October 1, 2018 / 4:25 PM / 17 days ago

Le RN renonce in fine à la cassation contre la saisie pénale

PARIS (Reuters) - Le Rassemblement national (ex-Front national) a fait savoir lundi qu’il renonçait à se pourvoir en cassation contre la saisie pénale d’une partie de sa dotation publique, sans écarter la possibilité d’un recours sous une autre forme.

Le Rassemblement national (ex-Front national) a fait savoir lundi qu'il renonçait à se pourvoir en cassation contre la saisie pénale d'une partie de sa dotation publique, sans écarter la possibilité d'un recours sous une autre forme. Un choix "cornélien", selon les mots de Marine Le Pen (photo), se présentait au parti d'extrême droite. /Photo prise le 18 septembre 2018/REUTERS/Charles Platiau

Un choix “cornélien”, selon les mots de Marine Le Pen, se présentait au parti d’extrême droite, en difficulté financière : aller en cassation ou percevoir à brève échéance un million d’euros et se donner ainsi un peu d’oxygène.

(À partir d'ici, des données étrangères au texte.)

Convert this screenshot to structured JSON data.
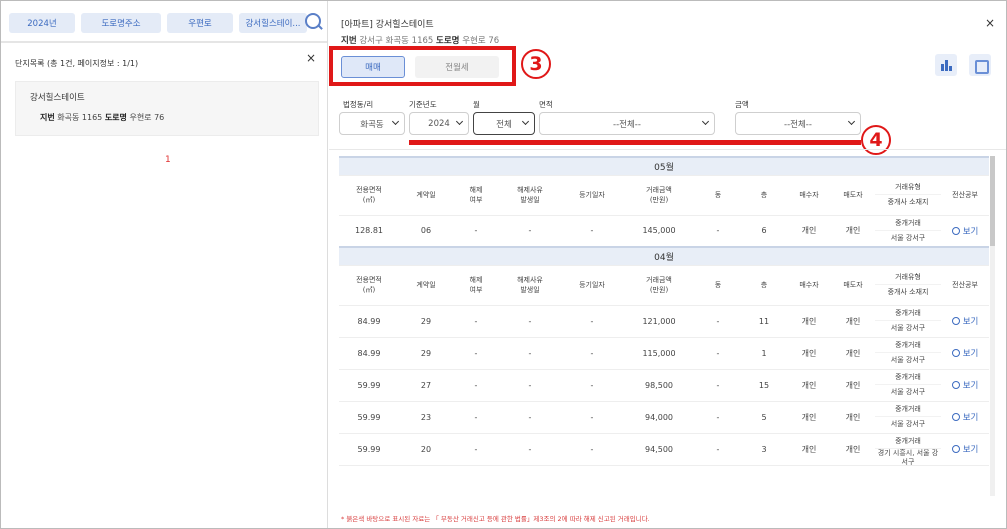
{
  "left": {
    "chips": [
      "2024년",
      "도로명주소",
      "우편로",
      "강서힐스테이..."
    ],
    "list_header": "단지목록 (총 1건, 페이지정보 : 1/1)",
    "close": "×",
    "card": {
      "name": "강서힐스테이트",
      "jibun_label": "지번",
      "jibun": "화곡동 1165",
      "road_label": "도로명",
      "road": "우현로 76"
    },
    "page": "1"
  },
  "right": {
    "title": "[아파트] 강서힐스테이트",
    "addr": {
      "jibun_label": "지번",
      "jibun": "강서구 화곡동 1165",
      "road_label": "도로명",
      "road": "우현로 76"
    },
    "close": "×",
    "tabs": [
      "매매",
      "전월세"
    ],
    "badges": [
      "3",
      "4"
    ],
    "filters": {
      "labels": [
        "법정동/리",
        "기준년도",
        "월",
        "면적",
        "금액"
      ],
      "values": [
        "화곡동",
        "2024",
        "전체",
        "--전체--",
        "--전체--"
      ]
    },
    "columns": [
      "전용면적\n(㎡)",
      "계약일",
      "해제\n여부",
      "해제사유\n발생일",
      "등기일자",
      "거래금액\n(만원)",
      "동",
      "층",
      "매수자",
      "매도자",
      "거래유형|중개사 소재지",
      "전산공부"
    ],
    "view_label": "보기",
    "sections": [
      {
        "month": "05월",
        "rows": [
          [
            "128.81",
            "06",
            "-",
            "-",
            "-",
            "145,000",
            "-",
            "6",
            "개인",
            "개인",
            "중개거래",
            "서울 강서구"
          ]
        ]
      },
      {
        "month": "04월",
        "rows": [
          [
            "84.99",
            "29",
            "-",
            "-",
            "-",
            "121,000",
            "-",
            "11",
            "개인",
            "개인",
            "중개거래",
            "서울 강서구"
          ],
          [
            "84.99",
            "29",
            "-",
            "-",
            "-",
            "115,000",
            "-",
            "1",
            "개인",
            "개인",
            "중개거래",
            "서울 강서구"
          ],
          [
            "59.99",
            "27",
            "-",
            "-",
            "-",
            "98,500",
            "-",
            "15",
            "개인",
            "개인",
            "중개거래",
            "서울 강서구"
          ],
          [
            "59.99",
            "23",
            "-",
            "-",
            "-",
            "94,000",
            "-",
            "5",
            "개인",
            "개인",
            "중개거래",
            "서울 강서구"
          ],
          [
            "59.99",
            "20",
            "-",
            "-",
            "-",
            "94,500",
            "-",
            "3",
            "개인",
            "개인",
            "중개거래",
            "경기 시흥시, 서울 강서구"
          ]
        ]
      }
    ],
    "footnote": "* 붉은색 바탕으로 표시된 자료는 「 부동산 거래신고 등에 관한 법률」제3조의 2에 따라 해제 신고된 거래입니다."
  },
  "colors": {
    "accent": "#3c6bc0",
    "highlight": "#e01818"
  }
}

La chambre de l’instruction de la cour d’appel de Paris a en effet réduit mercredi à un million d’euros, au lieu de deux, le montant de cette saisie ordonnée le 28 juin dans le cadre de l’enquête sur les assistants du parti au Parlement européen.

“Inscrire un pourvoi à l’encontre de l’arrêt de la chambre de l’instruction du 26 septembre 2018 reviendrait donc à priver le Rassemblement national de la restitution de la somme d’un million d’euros, ce qui accentuerait la précarité de sa situation”, peut-on lire dans un communiqué envoyé par la formation au nom de l’un de ses avocats, David Dassa-le-Deist.

“C’est la raison pour laquelle le Rassemblement national est contraint de renoncer à toute demande d’admission du pourvoi”, lit-on également.

Le RN étudie toutefois la possibilité d’exercer un recours sous la forme d’une question prioritaire de constitutionnalité.

La justice soupçonne le parti lepéniste d’avoir mis sur pied un système frauduleux pour rémunérer ses permanents avec des deniers européens pour un préjudice que le Parlement européen évalue à sept millions d’euros.

Les dirigeants du RN contestent ces accusations et dénoncent ce qu’ils qualifient de “persécutions” politiques.